Transcription of IX,4it
[4] Καὶ ἔστιν εἰς αὐτὸν ἡμῶν οὕτως ἔχον˙ (A. Pal. VII. 127)

πολλάκις Ἡράκλειτον ἐθαύμασα, πῶς ποτε τὸ ζῆν
ὧδε διαντλήσας δύσμορος εἶτ' ἔθανεν˙
σῶμα γὰρ ἀρδεύσασα κακὴ νόσος ὕδατι φέγγος
ἔσβεσεν ἐν βλεφάροις καὶ σκότον ἠγάγετο.

Ἕρμιππος δέ φησι (FHG III. 42) λέγειν αὐτὸν τοῖς ἰατροῖς εἴ τις δύναται ἔντερα κεινώσας ὑγρὸν ἐξερᾶσαι˙ ἀπειπόντων δέ, θεῖναι αὑτὸν εἰς τὸν ἥλιον καὶ κελεύειν τοὺς παῖδας βολίτοις καταπλάττειν˙ οὕτω δὴ κατατεινόμενον δευτεραῖον τελευτῆσαι καὶ θαφθῆναι ἐν τῇ ἀγορᾷ.
Νεάνθης δ' ὁ Κυζικηνός φησι
(FGrH 84 F 25) μὴ δυνηθέντα αὐτὸν ἀποσπάσαι τὰ βόλιτα μεῖναι καὶ διὰ τὴν μεταβολὴν ἀγνοηθέντα κυνόβρωτον γενέσθαι.

[4] Gli abbiamo dedicato un epigramma del seguente tenore: 8*

Spesso mi meravigliai come mai Eraclito potè concludere con una tale morte una vita così tormentata e infelice.

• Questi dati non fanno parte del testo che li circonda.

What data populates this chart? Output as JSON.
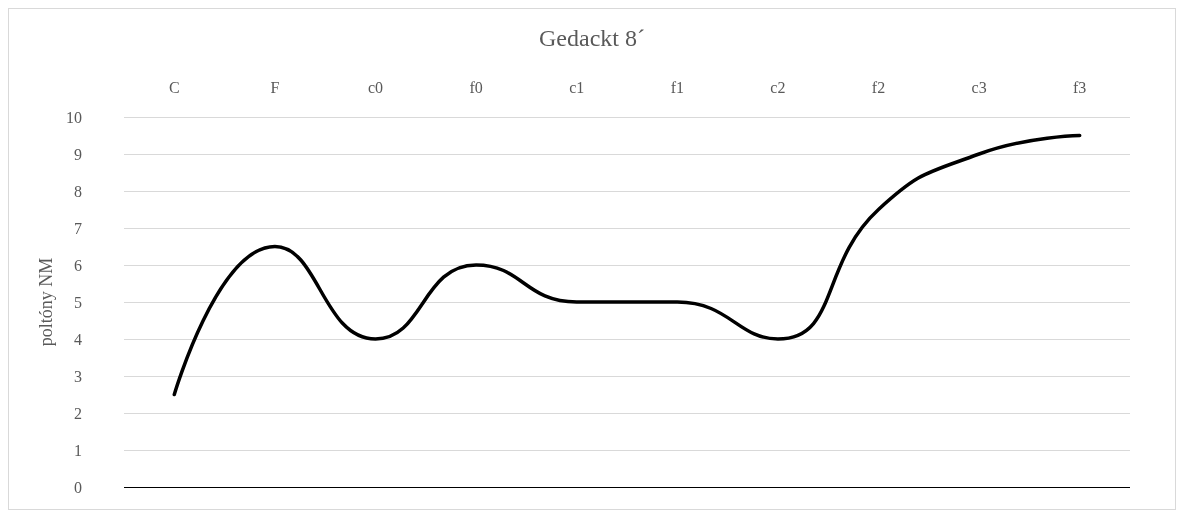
{
  "chart_data": {
    "type": "line",
    "title": "Gedackt 8´",
    "ylabel": "poltóny NM",
    "categories": [
      "C",
      "F",
      "c0",
      "f0",
      "c1",
      "f1",
      "c2",
      "f2",
      "c3",
      "f3"
    ],
    "series": [
      {
        "color": "#000000",
        "values": [
          2.5,
          6.5,
          4,
          6,
          5,
          5,
          4,
          7.5,
          9,
          9.5
        ]
      }
    ],
    "ylim": [
      0,
      10
    ],
    "yticks": [
      0,
      1,
      2,
      3,
      4,
      5,
      6,
      7,
      8,
      9,
      10
    ],
    "grid": "y",
    "marker": "none",
    "line_style": "solid"
  }
}
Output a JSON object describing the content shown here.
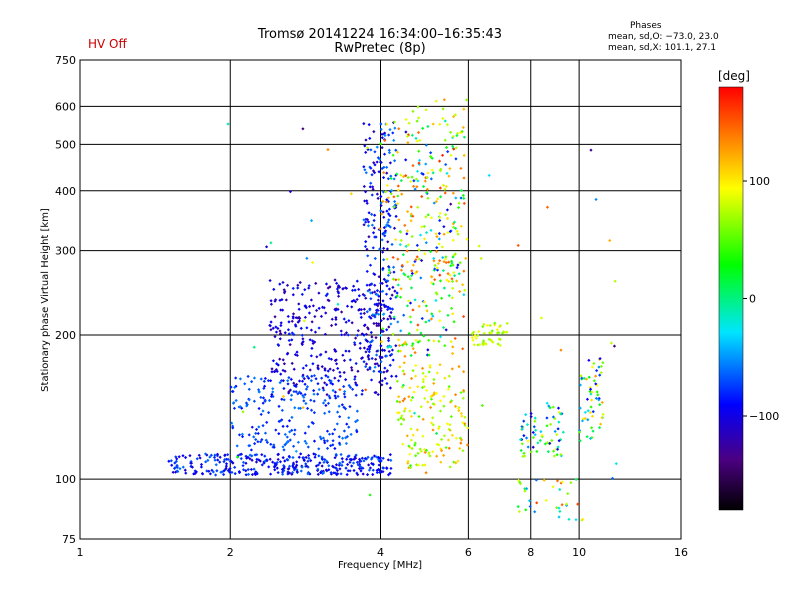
{
  "header": {
    "hv_status": "HV Off",
    "title_line1": "Tromsø 20141224 16:34:00–16:35:43",
    "title_line2": "RwPretec (8p)"
  },
  "phases": {
    "heading": "Phases",
    "o_line": "mean, sd,O: −73.0, 23.0",
    "x_line": "mean, sd,X: 101.1, 27.1"
  },
  "colorbar": {
    "title": "[deg]",
    "min": -180,
    "max": 180,
    "ticks": [
      {
        "value": 100,
        "label": "100"
      },
      {
        "value": 0,
        "label": "0"
      },
      {
        "value": -100,
        "label": "−100"
      }
    ]
  },
  "chart_data": {
    "type": "scatter",
    "title": "Tromsø 20141224 16:34:00–16:35:43",
    "subtitle": "RwPretec (8p)",
    "xlabel": "Frequency [MHz]",
    "ylabel": "Stationary phase Virtual Height [km]",
    "xscale": "log",
    "yscale": "log",
    "xlim": [
      1,
      16
    ],
    "ylim": [
      75,
      750
    ],
    "xticks": [
      1,
      2,
      4,
      6,
      8,
      10,
      16
    ],
    "yticks": [
      75,
      100,
      200,
      300,
      400,
      500,
      600,
      750
    ],
    "grid": true,
    "color_variable": "phase [deg]",
    "clusters": [
      {
        "region": "E-layer trace",
        "x_range": [
          1.5,
          4.2
        ],
        "y_range": [
          102,
          113
        ],
        "phase_range": [
          -110,
          -60
        ],
        "count": 340
      },
      {
        "region": "low F echo band",
        "x_range": [
          2.0,
          3.6
        ],
        "y_range": [
          115,
          165
        ],
        "phase_range": [
          -90,
          -55
        ],
        "count": 230
      },
      {
        "region": "F-layer trace",
        "x_range": [
          2.4,
          4.2
        ],
        "y_range": [
          150,
          260
        ],
        "phase_range": [
          -130,
          -80
        ],
        "count": 330
      },
      {
        "region": "vertical spread at 4 MHz",
        "x_range": [
          3.7,
          4.3
        ],
        "y_range": [
          160,
          560
        ],
        "phase_range": [
          -120,
          -50
        ],
        "count": 240
      },
      {
        "region": "spread F upper",
        "x_range": [
          4.0,
          5.9
        ],
        "y_range": [
          180,
          560
        ],
        "phase_range": [
          -110,
          160
        ],
        "count": 300
      },
      {
        "region": "high-frequency echoes",
        "x_range": [
          4.3,
          6.0
        ],
        "y_range": [
          105,
          175
        ],
        "phase_range": [
          40,
          140
        ],
        "count": 160
      },
      {
        "region": "upper spread at 4.5-6 MHz",
        "x_range": [
          4.5,
          6.0
        ],
        "y_range": [
          250,
          620
        ],
        "phase_range": [
          60,
          170
        ],
        "count": 80
      },
      {
        "region": "cluster near 6.5 MHz",
        "x_range": [
          6.1,
          7.2
        ],
        "y_range": [
          190,
          212
        ],
        "phase_range": [
          50,
          100
        ],
        "count": 45
      },
      {
        "region": "8-9 MHz echoes",
        "x_range": [
          7.6,
          9.3
        ],
        "y_range": [
          110,
          145
        ],
        "phase_range": [
          -110,
          100
        ],
        "count": 70
      },
      {
        "region": "10-11 MHz echoes",
        "x_range": [
          10.0,
          11.2
        ],
        "y_range": [
          120,
          180
        ],
        "phase_range": [
          -100,
          130
        ],
        "count": 60
      },
      {
        "region": "low heights near 8-10 MHz",
        "x_range": [
          7.5,
          10.5
        ],
        "y_range": [
          82,
          100
        ],
        "phase_range": [
          -80,
          160
        ],
        "count": 35
      },
      {
        "region": "isolated points",
        "x_range": [
          1.75,
          12.5
        ],
        "y_range": [
          80,
          560
        ],
        "phase_range": [
          -150,
          160
        ],
        "count": 50
      }
    ]
  }
}
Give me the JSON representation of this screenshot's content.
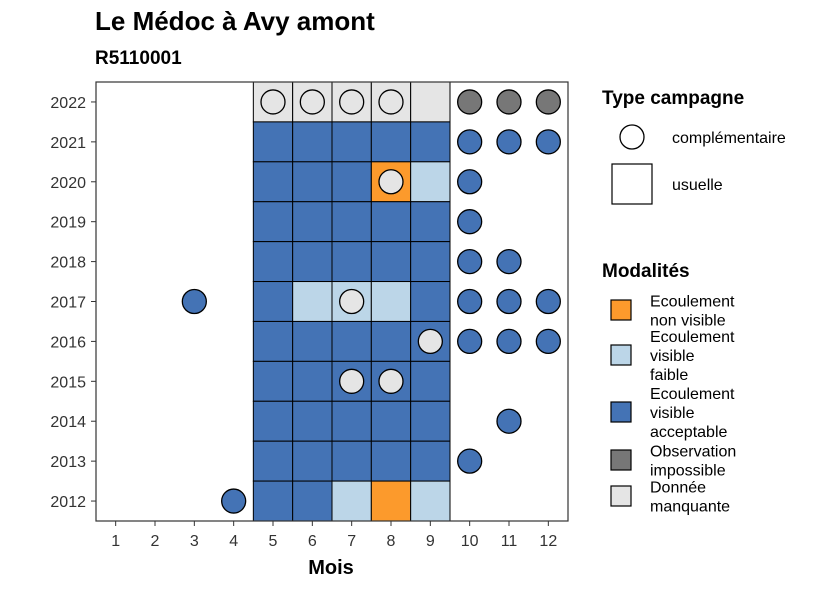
{
  "chart_data": {
    "type": "heatmap",
    "title": "Le Médoc à Avy amont",
    "subtitle": "R5110001",
    "xlabel": "Mois",
    "ylabel": "",
    "x_ticks": [
      "1",
      "2",
      "3",
      "4",
      "5",
      "6",
      "7",
      "8",
      "9",
      "10",
      "11",
      "12"
    ],
    "y_ticks": [
      "2012",
      "2013",
      "2014",
      "2015",
      "2016",
      "2017",
      "2018",
      "2019",
      "2020",
      "2021",
      "2022"
    ],
    "xlim": [
      0.5,
      12.5
    ],
    "ylim": [
      2011.5,
      2022.5
    ],
    "usual_campaign_months": [
      5,
      6,
      7,
      8,
      9
    ],
    "colors": {
      "ecoulement_non_visible": "#fc9a2c",
      "ecoulement_visible_faible": "#bcd6e8",
      "ecoulement_visible_acceptable": "#4473b5",
      "observation_impossible": "#777777",
      "donnee_manquante": "#e5e5e5"
    },
    "usuelle": [
      {
        "year": 2022,
        "month": 5,
        "mod": "donnee_manquante"
      },
      {
        "year": 2022,
        "month": 6,
        "mod": "donnee_manquante"
      },
      {
        "year": 2022,
        "month": 7,
        "mod": "donnee_manquante"
      },
      {
        "year": 2022,
        "month": 8,
        "mod": "donnee_manquante"
      },
      {
        "year": 2022,
        "month": 9,
        "mod": "donnee_manquante"
      },
      {
        "year": 2021,
        "month": 5,
        "mod": "ecoulement_visible_acceptable"
      },
      {
        "year": 2021,
        "month": 6,
        "mod": "ecoulement_visible_acceptable"
      },
      {
        "year": 2021,
        "month": 7,
        "mod": "ecoulement_visible_acceptable"
      },
      {
        "year": 2021,
        "month": 8,
        "mod": "ecoulement_visible_acceptable"
      },
      {
        "year": 2021,
        "month": 9,
        "mod": "ecoulement_visible_acceptable"
      },
      {
        "year": 2020,
        "month": 5,
        "mod": "ecoulement_visible_acceptable"
      },
      {
        "year": 2020,
        "month": 6,
        "mod": "ecoulement_visible_acceptable"
      },
      {
        "year": 2020,
        "month": 7,
        "mod": "ecoulement_visible_acceptable"
      },
      {
        "year": 2020,
        "month": 8,
        "mod": "ecoulement_non_visible"
      },
      {
        "year": 2020,
        "month": 9,
        "mod": "ecoulement_visible_faible"
      },
      {
        "year": 2019,
        "month": 5,
        "mod": "ecoulement_visible_acceptable"
      },
      {
        "year": 2019,
        "month": 6,
        "mod": "ecoulement_visible_acceptable"
      },
      {
        "year": 2019,
        "month": 7,
        "mod": "ecoulement_visible_acceptable"
      },
      {
        "year": 2019,
        "month": 8,
        "mod": "ecoulement_visible_acceptable"
      },
      {
        "year": 2019,
        "month": 9,
        "mod": "ecoulement_visible_acceptable"
      },
      {
        "year": 2018,
        "month": 5,
        "mod": "ecoulement_visible_acceptable"
      },
      {
        "year": 2018,
        "month": 6,
        "mod": "ecoulement_visible_acceptable"
      },
      {
        "year": 2018,
        "month": 7,
        "mod": "ecoulement_visible_acceptable"
      },
      {
        "year": 2018,
        "month": 8,
        "mod": "ecoulement_visible_acceptable"
      },
      {
        "year": 2018,
        "month": 9,
        "mod": "ecoulement_visible_acceptable"
      },
      {
        "year": 2017,
        "month": 5,
        "mod": "ecoulement_visible_acceptable"
      },
      {
        "year": 2017,
        "month": 6,
        "mod": "ecoulement_visible_faible"
      },
      {
        "year": 2017,
        "month": 7,
        "mod": "ecoulement_visible_faible"
      },
      {
        "year": 2017,
        "month": 8,
        "mod": "ecoulement_visible_faible"
      },
      {
        "year": 2017,
        "month": 9,
        "mod": "ecoulement_visible_acceptable"
      },
      {
        "year": 2016,
        "month": 5,
        "mod": "ecoulement_visible_acceptable"
      },
      {
        "year": 2016,
        "month": 6,
        "mod": "ecoulement_visible_acceptable"
      },
      {
        "year": 2016,
        "month": 7,
        "mod": "ecoulement_visible_acceptable"
      },
      {
        "year": 2016,
        "month": 8,
        "mod": "ecoulement_visible_acceptable"
      },
      {
        "year": 2016,
        "month": 9,
        "mod": "ecoulement_visible_acceptable"
      },
      {
        "year": 2015,
        "month": 5,
        "mod": "ecoulement_visible_acceptable"
      },
      {
        "year": 2015,
        "month": 6,
        "mod": "ecoulement_visible_acceptable"
      },
      {
        "year": 2015,
        "month": 7,
        "mod": "ecoulement_visible_acceptable"
      },
      {
        "year": 2015,
        "month": 8,
        "mod": "ecoulement_visible_acceptable"
      },
      {
        "year": 2015,
        "month": 9,
        "mod": "ecoulement_visible_acceptable"
      },
      {
        "year": 2014,
        "month": 5,
        "mod": "ecoulement_visible_acceptable"
      },
      {
        "year": 2014,
        "month": 6,
        "mod": "ecoulement_visible_acceptable"
      },
      {
        "year": 2014,
        "month": 7,
        "mod": "ecoulement_visible_acceptable"
      },
      {
        "year": 2014,
        "month": 8,
        "mod": "ecoulement_visible_acceptable"
      },
      {
        "year": 2014,
        "month": 9,
        "mod": "ecoulement_visible_acceptable"
      },
      {
        "year": 2013,
        "month": 5,
        "mod": "ecoulement_visible_acceptable"
      },
      {
        "year": 2013,
        "month": 6,
        "mod": "ecoulement_visible_acceptable"
      },
      {
        "year": 2013,
        "month": 7,
        "mod": "ecoulement_visible_acceptable"
      },
      {
        "year": 2013,
        "month": 8,
        "mod": "ecoulement_visible_acceptable"
      },
      {
        "year": 2013,
        "month": 9,
        "mod": "ecoulement_visible_acceptable"
      },
      {
        "year": 2012,
        "month": 5,
        "mod": "ecoulement_visible_acceptable"
      },
      {
        "year": 2012,
        "month": 6,
        "mod": "ecoulement_visible_acceptable"
      },
      {
        "year": 2012,
        "month": 7,
        "mod": "ecoulement_visible_faible"
      },
      {
        "year": 2012,
        "month": 8,
        "mod": "ecoulement_non_visible"
      },
      {
        "year": 2012,
        "month": 9,
        "mod": "ecoulement_visible_faible"
      }
    ],
    "complementaire": [
      {
        "year": 2022,
        "month": 5,
        "mod": "donnee_manquante"
      },
      {
        "year": 2022,
        "month": 6,
        "mod": "donnee_manquante"
      },
      {
        "year": 2022,
        "month": 7,
        "mod": "donnee_manquante"
      },
      {
        "year": 2022,
        "month": 8,
        "mod": "donnee_manquante"
      },
      {
        "year": 2022,
        "month": 10,
        "mod": "observation_impossible"
      },
      {
        "year": 2022,
        "month": 11,
        "mod": "observation_impossible"
      },
      {
        "year": 2022,
        "month": 12,
        "mod": "observation_impossible"
      },
      {
        "year": 2021,
        "month": 10,
        "mod": "ecoulement_visible_acceptable"
      },
      {
        "year": 2021,
        "month": 11,
        "mod": "ecoulement_visible_acceptable"
      },
      {
        "year": 2021,
        "month": 12,
        "mod": "ecoulement_visible_acceptable"
      },
      {
        "year": 2020,
        "month": 8,
        "mod": "donnee_manquante"
      },
      {
        "year": 2020,
        "month": 10,
        "mod": "ecoulement_visible_acceptable"
      },
      {
        "year": 2019,
        "month": 10,
        "mod": "ecoulement_visible_acceptable"
      },
      {
        "year": 2018,
        "month": 10,
        "mod": "ecoulement_visible_acceptable"
      },
      {
        "year": 2018,
        "month": 11,
        "mod": "ecoulement_visible_acceptable"
      },
      {
        "year": 2017,
        "month": 3,
        "mod": "ecoulement_visible_acceptable"
      },
      {
        "year": 2017,
        "month": 7,
        "mod": "donnee_manquante"
      },
      {
        "year": 2017,
        "month": 10,
        "mod": "ecoulement_visible_acceptable"
      },
      {
        "year": 2017,
        "month": 11,
        "mod": "ecoulement_visible_acceptable"
      },
      {
        "year": 2017,
        "month": 12,
        "mod": "ecoulement_visible_acceptable"
      },
      {
        "year": 2016,
        "month": 9,
        "mod": "donnee_manquante"
      },
      {
        "year": 2016,
        "month": 10,
        "mod": "ecoulement_visible_acceptable"
      },
      {
        "year": 2016,
        "month": 11,
        "mod": "ecoulement_visible_acceptable"
      },
      {
        "year": 2016,
        "month": 12,
        "mod": "ecoulement_visible_acceptable"
      },
      {
        "year": 2015,
        "month": 7,
        "mod": "donnee_manquante"
      },
      {
        "year": 2015,
        "month": 8,
        "mod": "donnee_manquante"
      },
      {
        "year": 2014,
        "month": 11,
        "mod": "ecoulement_visible_acceptable"
      },
      {
        "year": 2013,
        "month": 10,
        "mod": "ecoulement_visible_acceptable"
      },
      {
        "year": 2012,
        "month": 4,
        "mod": "ecoulement_visible_acceptable"
      }
    ],
    "legend_type": {
      "title": "Type campagne",
      "items": [
        {
          "key": "complementaire",
          "label": "complémentaire"
        },
        {
          "key": "usuelle",
          "label": "usuelle"
        }
      ]
    },
    "legend_mod": {
      "title": "Modalités",
      "items": [
        {
          "key": "ecoulement_non_visible",
          "lines": [
            "Ecoulement",
            "non visible"
          ]
        },
        {
          "key": "ecoulement_visible_faible",
          "lines": [
            "Ecoulement",
            "visible",
            "faible"
          ]
        },
        {
          "key": "ecoulement_visible_acceptable",
          "lines": [
            "Ecoulement",
            "visible",
            "acceptable"
          ]
        },
        {
          "key": "observation_impossible",
          "lines": [
            "Observation",
            "impossible"
          ]
        },
        {
          "key": "donnee_manquante",
          "lines": [
            "Donnée",
            "manquante"
          ]
        }
      ]
    },
    "legend_position": "right",
    "grid": false
  }
}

Ché una crudele malattia inondò il suo corpo con l'acqua, spense la luce negli occhi e l'abbandonò alla tenebra fonda.

Ermippo 9* riporta però la notizia che Eraclito chiese ai medici se fosse possibile espellere l'acqua vuotando gl' intestini e che, poiché quelli risposero negativamente, egli si pose al sole e ordinò ai suoi servi di spalmarlo con lo sterco dei buoi, e che in mezzo ai tormenti si spense il giorno dopo e fu sepolto nella piazza.
Neante di Cizico 10* dà una versione diversa: Eraclito non riuscendo a liberarsi dallo sterco bovino rimase lì come era e, reso irriconoscibile da quel mutamento, fu divorato dai cani.